Trucking firms suing in federal court say they thought Pilot’s “cost-plus” offers were based on Pilot’s actual fuel costs, when in fact they were based on an industry average.
Following the 2013 FBI raid on Flying Pilot J, the company quickly settled many rebate fraud claims but a handful of companies that refused to settle now say they have uncovered a deception that other firms overlooked, according to a report by the Associated Press.
According to court documents and the Associated Press, the trucking companies agreed to buy fuel exclusively from Pilot Flying J in exchange for special rates, which varied between companies. The rates were based on the fuel cost plus a few cents per gallon. Pilot admits that in many cases it did not deliver the promised rate—for example, adding on three cents per gallon instead of the promised two cents per gallon.
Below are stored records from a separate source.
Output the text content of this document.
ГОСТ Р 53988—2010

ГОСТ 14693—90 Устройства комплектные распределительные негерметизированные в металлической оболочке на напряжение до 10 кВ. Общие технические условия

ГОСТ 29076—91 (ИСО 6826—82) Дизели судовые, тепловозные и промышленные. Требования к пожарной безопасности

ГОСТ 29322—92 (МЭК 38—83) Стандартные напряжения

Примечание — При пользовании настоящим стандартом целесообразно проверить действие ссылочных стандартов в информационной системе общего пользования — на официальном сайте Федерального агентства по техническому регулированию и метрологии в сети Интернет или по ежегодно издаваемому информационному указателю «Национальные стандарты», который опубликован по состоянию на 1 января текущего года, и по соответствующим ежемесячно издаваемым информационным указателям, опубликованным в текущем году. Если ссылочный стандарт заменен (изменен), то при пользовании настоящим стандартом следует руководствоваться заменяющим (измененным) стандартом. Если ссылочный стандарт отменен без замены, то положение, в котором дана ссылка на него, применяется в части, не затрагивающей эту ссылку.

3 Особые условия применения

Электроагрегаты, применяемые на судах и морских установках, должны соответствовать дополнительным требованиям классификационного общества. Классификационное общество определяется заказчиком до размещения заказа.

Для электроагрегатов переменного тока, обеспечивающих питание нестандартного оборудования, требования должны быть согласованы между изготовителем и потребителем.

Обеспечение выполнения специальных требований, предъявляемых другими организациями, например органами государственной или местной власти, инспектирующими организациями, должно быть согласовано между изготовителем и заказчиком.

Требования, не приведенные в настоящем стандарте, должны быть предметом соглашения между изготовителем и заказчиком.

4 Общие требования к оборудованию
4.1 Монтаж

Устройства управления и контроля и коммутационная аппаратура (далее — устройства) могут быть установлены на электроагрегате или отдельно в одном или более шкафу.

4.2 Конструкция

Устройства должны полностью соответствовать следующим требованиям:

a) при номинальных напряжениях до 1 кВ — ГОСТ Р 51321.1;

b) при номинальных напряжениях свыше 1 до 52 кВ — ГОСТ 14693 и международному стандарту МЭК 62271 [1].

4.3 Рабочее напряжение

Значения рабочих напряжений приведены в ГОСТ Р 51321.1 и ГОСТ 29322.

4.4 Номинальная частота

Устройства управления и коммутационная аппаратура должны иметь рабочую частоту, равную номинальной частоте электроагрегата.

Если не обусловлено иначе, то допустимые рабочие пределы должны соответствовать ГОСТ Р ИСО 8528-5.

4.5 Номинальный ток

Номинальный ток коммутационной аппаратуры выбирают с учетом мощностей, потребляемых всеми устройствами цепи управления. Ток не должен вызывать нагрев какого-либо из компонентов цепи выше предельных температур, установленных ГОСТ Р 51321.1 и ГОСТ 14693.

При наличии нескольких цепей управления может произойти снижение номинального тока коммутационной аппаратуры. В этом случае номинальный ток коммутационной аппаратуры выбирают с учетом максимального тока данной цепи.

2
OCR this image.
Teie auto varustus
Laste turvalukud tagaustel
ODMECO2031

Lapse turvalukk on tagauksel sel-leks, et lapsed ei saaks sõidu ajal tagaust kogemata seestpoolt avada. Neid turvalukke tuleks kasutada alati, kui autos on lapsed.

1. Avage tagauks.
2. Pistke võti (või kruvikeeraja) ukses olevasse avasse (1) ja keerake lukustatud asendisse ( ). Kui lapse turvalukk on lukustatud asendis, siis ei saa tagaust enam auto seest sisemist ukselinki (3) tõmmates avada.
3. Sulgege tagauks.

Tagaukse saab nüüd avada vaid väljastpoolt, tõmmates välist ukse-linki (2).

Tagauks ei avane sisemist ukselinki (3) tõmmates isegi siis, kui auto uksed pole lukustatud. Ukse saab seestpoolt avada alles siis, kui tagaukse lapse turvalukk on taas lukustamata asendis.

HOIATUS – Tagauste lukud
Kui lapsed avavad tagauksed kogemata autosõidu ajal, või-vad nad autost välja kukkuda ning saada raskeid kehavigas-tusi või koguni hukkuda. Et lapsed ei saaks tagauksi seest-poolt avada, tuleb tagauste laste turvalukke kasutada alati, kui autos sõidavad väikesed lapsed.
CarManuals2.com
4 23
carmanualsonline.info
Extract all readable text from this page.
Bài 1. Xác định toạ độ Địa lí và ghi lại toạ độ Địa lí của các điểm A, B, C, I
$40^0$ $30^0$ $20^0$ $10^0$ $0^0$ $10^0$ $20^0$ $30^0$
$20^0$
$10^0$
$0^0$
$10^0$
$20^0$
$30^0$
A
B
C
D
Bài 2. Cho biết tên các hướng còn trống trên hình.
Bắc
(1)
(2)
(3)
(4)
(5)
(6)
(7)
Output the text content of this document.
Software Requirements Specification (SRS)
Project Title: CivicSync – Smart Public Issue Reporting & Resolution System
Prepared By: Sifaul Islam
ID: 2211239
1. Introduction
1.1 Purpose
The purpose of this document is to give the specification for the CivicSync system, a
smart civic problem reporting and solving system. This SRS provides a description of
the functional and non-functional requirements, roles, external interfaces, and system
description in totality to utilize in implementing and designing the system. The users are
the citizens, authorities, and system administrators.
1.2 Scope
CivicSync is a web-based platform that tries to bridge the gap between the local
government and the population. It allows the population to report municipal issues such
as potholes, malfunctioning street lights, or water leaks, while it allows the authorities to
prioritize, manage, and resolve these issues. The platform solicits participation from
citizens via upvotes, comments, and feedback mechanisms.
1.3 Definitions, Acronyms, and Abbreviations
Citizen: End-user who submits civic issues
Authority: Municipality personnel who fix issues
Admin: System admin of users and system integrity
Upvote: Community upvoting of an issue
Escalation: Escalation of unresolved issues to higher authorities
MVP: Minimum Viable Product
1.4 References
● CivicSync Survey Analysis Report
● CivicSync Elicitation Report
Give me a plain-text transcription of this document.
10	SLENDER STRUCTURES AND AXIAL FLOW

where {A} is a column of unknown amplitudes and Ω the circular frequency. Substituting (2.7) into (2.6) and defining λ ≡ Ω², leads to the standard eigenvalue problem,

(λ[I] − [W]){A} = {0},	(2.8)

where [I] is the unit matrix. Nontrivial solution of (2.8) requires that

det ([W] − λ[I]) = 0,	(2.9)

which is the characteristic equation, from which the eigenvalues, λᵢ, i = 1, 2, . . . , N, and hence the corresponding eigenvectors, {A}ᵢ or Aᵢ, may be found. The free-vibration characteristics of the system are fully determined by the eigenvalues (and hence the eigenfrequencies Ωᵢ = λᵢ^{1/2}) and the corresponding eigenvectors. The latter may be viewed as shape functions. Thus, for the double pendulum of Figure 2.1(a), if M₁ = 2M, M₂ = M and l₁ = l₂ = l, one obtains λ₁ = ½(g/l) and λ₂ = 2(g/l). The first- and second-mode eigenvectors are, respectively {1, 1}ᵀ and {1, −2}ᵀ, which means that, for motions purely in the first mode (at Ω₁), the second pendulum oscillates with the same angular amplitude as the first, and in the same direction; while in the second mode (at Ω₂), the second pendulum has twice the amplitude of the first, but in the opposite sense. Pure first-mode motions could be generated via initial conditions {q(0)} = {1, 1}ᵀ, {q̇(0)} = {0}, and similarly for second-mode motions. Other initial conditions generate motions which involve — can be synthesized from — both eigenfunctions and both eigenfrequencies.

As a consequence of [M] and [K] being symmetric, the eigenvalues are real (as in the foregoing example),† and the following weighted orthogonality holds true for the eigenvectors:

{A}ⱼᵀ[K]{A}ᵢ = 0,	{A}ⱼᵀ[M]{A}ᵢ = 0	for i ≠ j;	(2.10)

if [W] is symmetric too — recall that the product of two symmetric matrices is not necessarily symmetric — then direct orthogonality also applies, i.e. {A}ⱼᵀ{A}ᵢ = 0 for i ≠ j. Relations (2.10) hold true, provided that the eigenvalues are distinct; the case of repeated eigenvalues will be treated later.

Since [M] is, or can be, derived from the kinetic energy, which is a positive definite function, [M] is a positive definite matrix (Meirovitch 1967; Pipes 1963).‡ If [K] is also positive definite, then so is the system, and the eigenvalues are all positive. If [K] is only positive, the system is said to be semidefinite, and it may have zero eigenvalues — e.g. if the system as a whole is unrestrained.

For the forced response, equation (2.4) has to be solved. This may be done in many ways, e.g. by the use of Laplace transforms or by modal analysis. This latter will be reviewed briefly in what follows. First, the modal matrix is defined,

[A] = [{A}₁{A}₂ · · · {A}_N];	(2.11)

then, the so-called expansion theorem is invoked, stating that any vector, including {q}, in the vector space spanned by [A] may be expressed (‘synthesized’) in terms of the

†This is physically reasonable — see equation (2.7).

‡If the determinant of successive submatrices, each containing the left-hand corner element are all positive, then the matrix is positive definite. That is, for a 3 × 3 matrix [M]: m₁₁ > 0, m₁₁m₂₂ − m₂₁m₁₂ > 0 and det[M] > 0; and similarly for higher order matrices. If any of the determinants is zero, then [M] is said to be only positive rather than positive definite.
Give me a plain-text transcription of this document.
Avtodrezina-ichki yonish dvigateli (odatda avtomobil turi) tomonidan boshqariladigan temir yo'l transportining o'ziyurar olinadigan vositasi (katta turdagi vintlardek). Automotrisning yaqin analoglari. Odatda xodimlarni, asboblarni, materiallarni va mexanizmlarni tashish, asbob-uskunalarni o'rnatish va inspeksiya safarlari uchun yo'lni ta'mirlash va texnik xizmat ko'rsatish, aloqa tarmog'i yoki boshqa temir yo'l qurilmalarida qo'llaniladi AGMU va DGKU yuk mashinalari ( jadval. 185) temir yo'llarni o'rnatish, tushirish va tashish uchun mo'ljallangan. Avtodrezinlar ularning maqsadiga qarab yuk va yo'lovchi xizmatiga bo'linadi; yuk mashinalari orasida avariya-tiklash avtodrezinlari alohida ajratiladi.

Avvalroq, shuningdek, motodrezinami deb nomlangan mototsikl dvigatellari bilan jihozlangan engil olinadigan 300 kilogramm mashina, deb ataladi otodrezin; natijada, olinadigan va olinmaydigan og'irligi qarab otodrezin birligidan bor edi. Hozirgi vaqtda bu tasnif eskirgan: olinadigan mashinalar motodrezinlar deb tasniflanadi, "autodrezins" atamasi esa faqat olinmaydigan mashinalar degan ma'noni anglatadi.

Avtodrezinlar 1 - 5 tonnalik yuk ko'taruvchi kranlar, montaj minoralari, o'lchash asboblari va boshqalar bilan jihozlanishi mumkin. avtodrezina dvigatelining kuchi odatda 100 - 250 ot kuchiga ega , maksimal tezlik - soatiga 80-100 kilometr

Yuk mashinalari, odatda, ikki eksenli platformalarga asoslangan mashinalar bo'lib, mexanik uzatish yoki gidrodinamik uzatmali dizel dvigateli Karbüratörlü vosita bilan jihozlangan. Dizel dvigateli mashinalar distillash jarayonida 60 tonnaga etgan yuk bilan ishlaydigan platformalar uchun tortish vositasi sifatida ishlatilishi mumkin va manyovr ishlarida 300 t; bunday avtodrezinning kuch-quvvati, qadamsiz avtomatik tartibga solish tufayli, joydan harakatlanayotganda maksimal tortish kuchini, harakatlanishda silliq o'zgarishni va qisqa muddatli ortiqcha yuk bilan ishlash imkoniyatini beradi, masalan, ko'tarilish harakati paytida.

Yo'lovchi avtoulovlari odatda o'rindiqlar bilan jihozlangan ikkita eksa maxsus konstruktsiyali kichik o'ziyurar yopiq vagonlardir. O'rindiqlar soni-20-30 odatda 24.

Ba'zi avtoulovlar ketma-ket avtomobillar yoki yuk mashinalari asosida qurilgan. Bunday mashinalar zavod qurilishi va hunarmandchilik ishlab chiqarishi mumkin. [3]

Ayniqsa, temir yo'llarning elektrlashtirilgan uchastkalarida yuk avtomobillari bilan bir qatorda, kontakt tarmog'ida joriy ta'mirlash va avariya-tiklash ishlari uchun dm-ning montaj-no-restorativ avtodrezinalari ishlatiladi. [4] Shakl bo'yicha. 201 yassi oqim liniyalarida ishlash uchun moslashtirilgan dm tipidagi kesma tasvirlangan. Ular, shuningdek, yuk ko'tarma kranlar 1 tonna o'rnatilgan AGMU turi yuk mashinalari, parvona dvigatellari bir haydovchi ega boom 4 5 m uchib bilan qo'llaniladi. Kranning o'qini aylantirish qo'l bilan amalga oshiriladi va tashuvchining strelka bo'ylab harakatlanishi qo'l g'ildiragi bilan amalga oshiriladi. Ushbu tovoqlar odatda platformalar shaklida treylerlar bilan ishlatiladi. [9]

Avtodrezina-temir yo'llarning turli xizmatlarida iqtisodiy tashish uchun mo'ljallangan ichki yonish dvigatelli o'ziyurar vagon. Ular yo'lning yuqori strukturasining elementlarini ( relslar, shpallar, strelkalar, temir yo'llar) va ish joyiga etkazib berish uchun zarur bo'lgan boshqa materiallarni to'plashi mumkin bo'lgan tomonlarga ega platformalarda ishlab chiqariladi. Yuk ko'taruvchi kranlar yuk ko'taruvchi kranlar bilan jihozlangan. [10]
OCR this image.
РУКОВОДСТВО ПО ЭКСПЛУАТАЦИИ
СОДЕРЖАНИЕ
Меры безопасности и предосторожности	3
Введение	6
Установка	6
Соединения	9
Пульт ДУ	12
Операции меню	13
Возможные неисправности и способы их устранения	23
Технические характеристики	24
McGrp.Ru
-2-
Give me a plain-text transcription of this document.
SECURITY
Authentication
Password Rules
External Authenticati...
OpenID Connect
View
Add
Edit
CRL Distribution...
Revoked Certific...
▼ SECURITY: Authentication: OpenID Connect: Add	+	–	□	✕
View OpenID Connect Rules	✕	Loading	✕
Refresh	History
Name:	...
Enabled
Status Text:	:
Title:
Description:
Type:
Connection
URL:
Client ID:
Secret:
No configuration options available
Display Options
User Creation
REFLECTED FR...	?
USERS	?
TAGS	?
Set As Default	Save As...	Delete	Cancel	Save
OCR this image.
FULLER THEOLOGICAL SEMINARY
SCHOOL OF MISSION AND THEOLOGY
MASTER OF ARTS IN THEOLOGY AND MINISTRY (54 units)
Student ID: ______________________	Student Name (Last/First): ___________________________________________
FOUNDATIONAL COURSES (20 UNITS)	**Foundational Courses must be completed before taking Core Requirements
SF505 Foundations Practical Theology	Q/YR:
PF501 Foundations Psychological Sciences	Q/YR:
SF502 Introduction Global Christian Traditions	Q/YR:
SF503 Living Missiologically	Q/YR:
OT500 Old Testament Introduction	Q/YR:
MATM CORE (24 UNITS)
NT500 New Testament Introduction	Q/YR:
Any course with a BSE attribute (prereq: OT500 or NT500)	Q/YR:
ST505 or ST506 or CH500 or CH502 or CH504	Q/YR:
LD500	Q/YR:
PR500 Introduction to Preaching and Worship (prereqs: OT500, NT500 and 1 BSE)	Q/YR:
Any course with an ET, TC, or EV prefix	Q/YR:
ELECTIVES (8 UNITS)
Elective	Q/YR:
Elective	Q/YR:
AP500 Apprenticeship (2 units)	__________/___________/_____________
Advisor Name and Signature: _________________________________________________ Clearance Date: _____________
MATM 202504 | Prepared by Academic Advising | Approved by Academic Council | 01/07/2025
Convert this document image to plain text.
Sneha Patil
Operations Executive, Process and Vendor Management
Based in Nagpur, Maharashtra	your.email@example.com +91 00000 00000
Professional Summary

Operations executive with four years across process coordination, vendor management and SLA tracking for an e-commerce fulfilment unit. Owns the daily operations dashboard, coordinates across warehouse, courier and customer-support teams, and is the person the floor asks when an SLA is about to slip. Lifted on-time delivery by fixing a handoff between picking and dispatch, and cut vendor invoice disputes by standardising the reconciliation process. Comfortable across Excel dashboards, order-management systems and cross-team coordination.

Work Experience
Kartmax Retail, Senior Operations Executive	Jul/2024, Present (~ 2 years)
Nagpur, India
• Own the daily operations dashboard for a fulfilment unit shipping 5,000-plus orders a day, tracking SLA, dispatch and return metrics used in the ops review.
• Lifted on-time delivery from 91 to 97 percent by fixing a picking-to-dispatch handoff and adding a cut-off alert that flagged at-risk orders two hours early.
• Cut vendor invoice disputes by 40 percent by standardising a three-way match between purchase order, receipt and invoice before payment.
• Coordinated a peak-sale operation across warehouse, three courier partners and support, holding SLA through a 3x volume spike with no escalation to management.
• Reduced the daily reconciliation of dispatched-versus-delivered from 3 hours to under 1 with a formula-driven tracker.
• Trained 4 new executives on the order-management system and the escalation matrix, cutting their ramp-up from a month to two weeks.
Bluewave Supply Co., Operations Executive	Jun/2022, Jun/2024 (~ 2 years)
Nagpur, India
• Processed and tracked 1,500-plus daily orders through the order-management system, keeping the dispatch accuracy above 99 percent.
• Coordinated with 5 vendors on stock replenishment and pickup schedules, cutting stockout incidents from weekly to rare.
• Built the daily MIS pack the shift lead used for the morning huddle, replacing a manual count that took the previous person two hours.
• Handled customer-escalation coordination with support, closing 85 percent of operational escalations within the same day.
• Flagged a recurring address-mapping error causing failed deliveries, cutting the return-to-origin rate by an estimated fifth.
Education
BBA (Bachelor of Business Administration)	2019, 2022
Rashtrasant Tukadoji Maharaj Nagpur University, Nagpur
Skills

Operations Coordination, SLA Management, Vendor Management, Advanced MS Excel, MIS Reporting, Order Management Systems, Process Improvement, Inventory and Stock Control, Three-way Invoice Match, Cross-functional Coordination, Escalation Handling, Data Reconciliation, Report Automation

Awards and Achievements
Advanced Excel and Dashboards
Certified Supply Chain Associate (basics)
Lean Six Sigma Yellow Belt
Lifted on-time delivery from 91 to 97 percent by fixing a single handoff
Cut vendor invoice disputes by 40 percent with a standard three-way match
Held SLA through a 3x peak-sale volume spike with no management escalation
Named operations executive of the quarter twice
But the trucking firms suing in federal court are claiming they were also deceived in that they were led to believe Pilot’s “cost-plus” offers were based on Pilot’s actual fuel costs, when in fact they were based on an industry average plus fees and taxes.
“Pilot, as the largest retail supplier of diesel fuel, does not pay an average price,” the lawsuit claims.
Pilot attorney Aubrey Harwell told the Associated Press that Oil Price Information Services contract average used by Pilot is simply the industry standard. “For many years, Pilot has been totally transparent about the basis for cost. They have not taken advantage of any customers, notwithstanding the allegations by a select few to the contrary,” Harwell said.